L'educazione della donna secondo Augusto (Versione Svetonio)

L'educazione della donna secondo Augusto
Autore: Svetonio Da BREVE ITER

Filiam et neptes ita instituit, ut etiam lanificio assuefaceret vetaretque loqui aut agere quicquam nisi propalam et quod in diurnos...

Allevò la figlia e le nipoti con tanta severità che le abituò anche al lavoro della lana e vietò loro di dire e fare qualcosa se non in pubblico, perché tutto potesse essere riportato nelle quotidiane relazioni della sua casa.

Proibì a tal punto ogni rapporto con gli estranei che un giorno scrisse a L. Vinicio, giovane di buona famiglia, che si era preso un'eccessiva libertà venendo a Baia per salutare sua figlia. Personalmente, per lo più, insegnò alle nipoti a leggere, a scrivere e tutti gli altri rudimenti essenziali e per di più si impegnò perché imparassero ad imitare la sua scrittura. Non cenò mai insieme con loro se non facendole sedere ai piedi del suo letto e se viaggiavano con lui lo precedevano su un carro o cavalcavano al suo fianco.
Ma il destino non gli concesse di godere della gioia di avere una famiglia numerosa e della fiducia di possedere una casa ben disciplinata. Le due Giulie, la figlia e la nipote, colpevoli di ogni scostumatezza, dovette esiliarle, mentre, nello spazio di diciotto mesi gli morirono Gaio e Lucio, il primo in Licia, il secondo a Marsiglia. Adottò allora, nel Foro, in forza della legge curiata, il terzo nipote Agrippa e il figliastro Tiberio, ma ben presto, considerate la grossolanità e la brutalità di Agrippa, annullò l'adozione e lo fece deportare a Sorrento.

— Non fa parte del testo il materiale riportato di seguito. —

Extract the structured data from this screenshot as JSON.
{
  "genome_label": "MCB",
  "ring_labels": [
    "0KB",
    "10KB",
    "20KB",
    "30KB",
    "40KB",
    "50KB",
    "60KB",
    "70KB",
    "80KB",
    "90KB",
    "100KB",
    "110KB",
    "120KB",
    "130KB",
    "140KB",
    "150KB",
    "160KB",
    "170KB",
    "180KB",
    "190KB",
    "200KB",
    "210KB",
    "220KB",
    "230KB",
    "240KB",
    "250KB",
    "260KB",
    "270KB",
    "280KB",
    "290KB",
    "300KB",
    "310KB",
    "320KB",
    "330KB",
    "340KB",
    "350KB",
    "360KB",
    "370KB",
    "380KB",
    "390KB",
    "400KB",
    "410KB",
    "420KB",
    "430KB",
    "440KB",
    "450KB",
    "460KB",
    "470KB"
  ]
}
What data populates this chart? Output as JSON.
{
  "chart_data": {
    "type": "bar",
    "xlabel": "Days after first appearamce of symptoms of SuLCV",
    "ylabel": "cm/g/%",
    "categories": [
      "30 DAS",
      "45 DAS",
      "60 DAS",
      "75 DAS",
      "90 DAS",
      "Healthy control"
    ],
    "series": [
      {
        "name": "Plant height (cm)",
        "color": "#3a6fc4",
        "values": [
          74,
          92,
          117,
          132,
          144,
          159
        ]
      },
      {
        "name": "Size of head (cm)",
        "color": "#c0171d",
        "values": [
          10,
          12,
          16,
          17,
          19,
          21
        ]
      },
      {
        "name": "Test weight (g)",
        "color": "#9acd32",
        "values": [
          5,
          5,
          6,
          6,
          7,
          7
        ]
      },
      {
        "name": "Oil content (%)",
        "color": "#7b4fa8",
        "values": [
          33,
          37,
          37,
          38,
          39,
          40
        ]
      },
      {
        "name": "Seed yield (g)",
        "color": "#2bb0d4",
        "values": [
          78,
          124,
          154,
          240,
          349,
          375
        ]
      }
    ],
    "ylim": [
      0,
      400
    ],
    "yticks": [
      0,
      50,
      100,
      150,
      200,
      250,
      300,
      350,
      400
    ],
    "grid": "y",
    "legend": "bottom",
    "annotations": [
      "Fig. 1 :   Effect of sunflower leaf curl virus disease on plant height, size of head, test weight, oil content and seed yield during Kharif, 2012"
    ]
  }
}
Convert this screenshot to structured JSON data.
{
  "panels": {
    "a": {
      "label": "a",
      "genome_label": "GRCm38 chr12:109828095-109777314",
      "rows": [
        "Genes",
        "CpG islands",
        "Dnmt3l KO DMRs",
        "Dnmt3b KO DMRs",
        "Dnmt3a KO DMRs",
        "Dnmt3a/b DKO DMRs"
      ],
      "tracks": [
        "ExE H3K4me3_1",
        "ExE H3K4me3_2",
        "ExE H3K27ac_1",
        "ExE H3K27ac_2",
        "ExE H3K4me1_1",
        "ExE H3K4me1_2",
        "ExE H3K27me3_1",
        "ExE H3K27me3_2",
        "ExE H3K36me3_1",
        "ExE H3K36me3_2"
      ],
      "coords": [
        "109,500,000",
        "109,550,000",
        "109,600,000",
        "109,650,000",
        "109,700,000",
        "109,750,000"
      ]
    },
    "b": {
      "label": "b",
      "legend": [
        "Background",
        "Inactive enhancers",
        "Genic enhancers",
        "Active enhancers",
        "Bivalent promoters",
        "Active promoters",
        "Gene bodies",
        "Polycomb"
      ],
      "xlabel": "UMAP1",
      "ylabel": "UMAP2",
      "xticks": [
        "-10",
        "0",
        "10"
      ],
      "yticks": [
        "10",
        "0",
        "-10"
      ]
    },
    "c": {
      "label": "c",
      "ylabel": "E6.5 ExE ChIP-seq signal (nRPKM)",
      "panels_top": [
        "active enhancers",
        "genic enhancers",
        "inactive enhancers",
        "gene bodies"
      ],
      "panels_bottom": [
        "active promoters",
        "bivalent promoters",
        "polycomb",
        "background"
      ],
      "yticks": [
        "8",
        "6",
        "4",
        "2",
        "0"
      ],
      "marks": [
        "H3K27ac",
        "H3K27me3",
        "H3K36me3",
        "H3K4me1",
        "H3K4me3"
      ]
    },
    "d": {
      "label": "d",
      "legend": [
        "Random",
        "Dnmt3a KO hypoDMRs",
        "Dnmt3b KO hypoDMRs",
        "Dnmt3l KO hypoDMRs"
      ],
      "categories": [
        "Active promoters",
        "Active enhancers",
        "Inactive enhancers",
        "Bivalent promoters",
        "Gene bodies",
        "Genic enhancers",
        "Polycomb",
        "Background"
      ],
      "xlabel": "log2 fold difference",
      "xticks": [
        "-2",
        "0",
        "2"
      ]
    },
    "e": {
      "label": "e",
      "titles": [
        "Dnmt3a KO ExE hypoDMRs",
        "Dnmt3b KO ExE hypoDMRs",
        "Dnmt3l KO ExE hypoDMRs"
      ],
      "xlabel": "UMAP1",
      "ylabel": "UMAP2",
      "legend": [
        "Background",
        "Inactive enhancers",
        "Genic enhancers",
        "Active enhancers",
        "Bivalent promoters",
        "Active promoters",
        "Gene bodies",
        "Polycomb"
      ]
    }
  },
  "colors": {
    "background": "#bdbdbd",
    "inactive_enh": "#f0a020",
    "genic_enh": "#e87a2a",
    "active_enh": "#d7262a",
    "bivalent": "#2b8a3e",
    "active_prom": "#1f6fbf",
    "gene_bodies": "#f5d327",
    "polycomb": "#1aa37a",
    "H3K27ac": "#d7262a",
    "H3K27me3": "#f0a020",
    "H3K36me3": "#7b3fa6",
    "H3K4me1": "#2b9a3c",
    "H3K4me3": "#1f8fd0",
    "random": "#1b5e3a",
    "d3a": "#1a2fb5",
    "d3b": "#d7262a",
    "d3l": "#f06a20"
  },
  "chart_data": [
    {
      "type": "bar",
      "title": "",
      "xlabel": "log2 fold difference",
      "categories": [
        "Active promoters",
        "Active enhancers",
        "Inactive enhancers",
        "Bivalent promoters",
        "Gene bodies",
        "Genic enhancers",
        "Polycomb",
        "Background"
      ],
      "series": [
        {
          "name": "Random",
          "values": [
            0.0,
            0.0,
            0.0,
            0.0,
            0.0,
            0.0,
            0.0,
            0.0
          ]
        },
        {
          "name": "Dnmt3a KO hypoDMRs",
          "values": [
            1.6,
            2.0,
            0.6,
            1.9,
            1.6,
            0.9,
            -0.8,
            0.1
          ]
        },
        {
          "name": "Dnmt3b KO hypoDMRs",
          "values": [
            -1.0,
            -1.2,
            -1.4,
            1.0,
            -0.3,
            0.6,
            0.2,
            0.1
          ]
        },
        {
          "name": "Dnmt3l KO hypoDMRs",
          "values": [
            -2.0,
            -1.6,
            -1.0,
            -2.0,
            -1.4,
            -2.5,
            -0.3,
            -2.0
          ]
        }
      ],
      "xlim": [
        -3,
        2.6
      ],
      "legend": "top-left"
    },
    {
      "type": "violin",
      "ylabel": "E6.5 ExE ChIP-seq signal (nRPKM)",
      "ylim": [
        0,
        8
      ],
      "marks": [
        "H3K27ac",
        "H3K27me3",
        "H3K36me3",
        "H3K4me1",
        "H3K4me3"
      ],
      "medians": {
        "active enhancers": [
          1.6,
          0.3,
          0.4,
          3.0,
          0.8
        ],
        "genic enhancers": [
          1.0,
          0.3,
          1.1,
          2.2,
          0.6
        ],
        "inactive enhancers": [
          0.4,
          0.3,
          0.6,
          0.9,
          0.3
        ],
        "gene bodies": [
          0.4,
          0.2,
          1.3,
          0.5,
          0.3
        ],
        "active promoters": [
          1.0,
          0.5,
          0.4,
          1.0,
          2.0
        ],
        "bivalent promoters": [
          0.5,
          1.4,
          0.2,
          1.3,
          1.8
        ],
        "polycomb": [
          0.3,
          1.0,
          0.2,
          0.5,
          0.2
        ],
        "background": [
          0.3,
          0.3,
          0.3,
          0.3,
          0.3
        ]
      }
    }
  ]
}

Ciò nonostante sopportò molto più coraggiosamente la morte dei suoi cari che il loro disonore. La morte, infatti, di Gaio e di Lucio non lo prostrò oltre misura, ma quando si trattò della figlia, fece informare il Senato per mezzo di una comunicazione che lesse un questore, senza che lui si presentasse, poi la vergogna a lungo lo tenne lontano da ogni contatto con la gente e pensò perfino di farla uccidere. Ad ogni modo, nello stesso periodo di tempo, quando venne a sapere che una delle complici di sua figlia, la liberta Febe, aveva posto fine ai suoi giorni impiccandosi, disse che avrebbe preferito essere il padre di Febe. Alla figlia esiliata proibì l'uso del vino ed ogni forma di lusso e non permise a nessun uomo, libero o schiavo che fosse, di avvicinarla se non con la sua autorizzazione, in modo da poter conoscere l'età del visitatore, la taglia, il colore e perfino i segni particolari e le cicatrici. Alla fine, dopo cinque anni, dall'isola, la trasferì sul continente mettendola in condizioni più sopportabili. Ma nessuna intercessione poté fare in modo che la richiamasse presso di sé e quando il popolo romano implorava la grazia con ostinata insistenza, egli in piena assemblea gli augurò di avere tali figlie e tali spose.

Si rifiutò di riconoscere e di allevare il figlio che la nipote Giulia aveva messo al mondo dopo la sua condanna. Agrippa per altro non diveniva certo più trattabile, anzi di giorno in giorno sembrava sprofondare nella follia, tanto che lo fece trasportare su un'isola e per di più circondato da una guardia di soldati. Prese anche la decisione di farlo trattenere per sempre in quel luogo, mediante un decreto del Senato. Ogni volta poi che si faceva menzione sia di Agrippa, sia delle due Giulie, gemendo era solito esclamare: «Fosse piaciuto al cielo che non mi fossi mai sposato e fossi morto senza discendenti» e non li chiamava in altro modo che i suoi tre ascessi, i suoi tre cancri.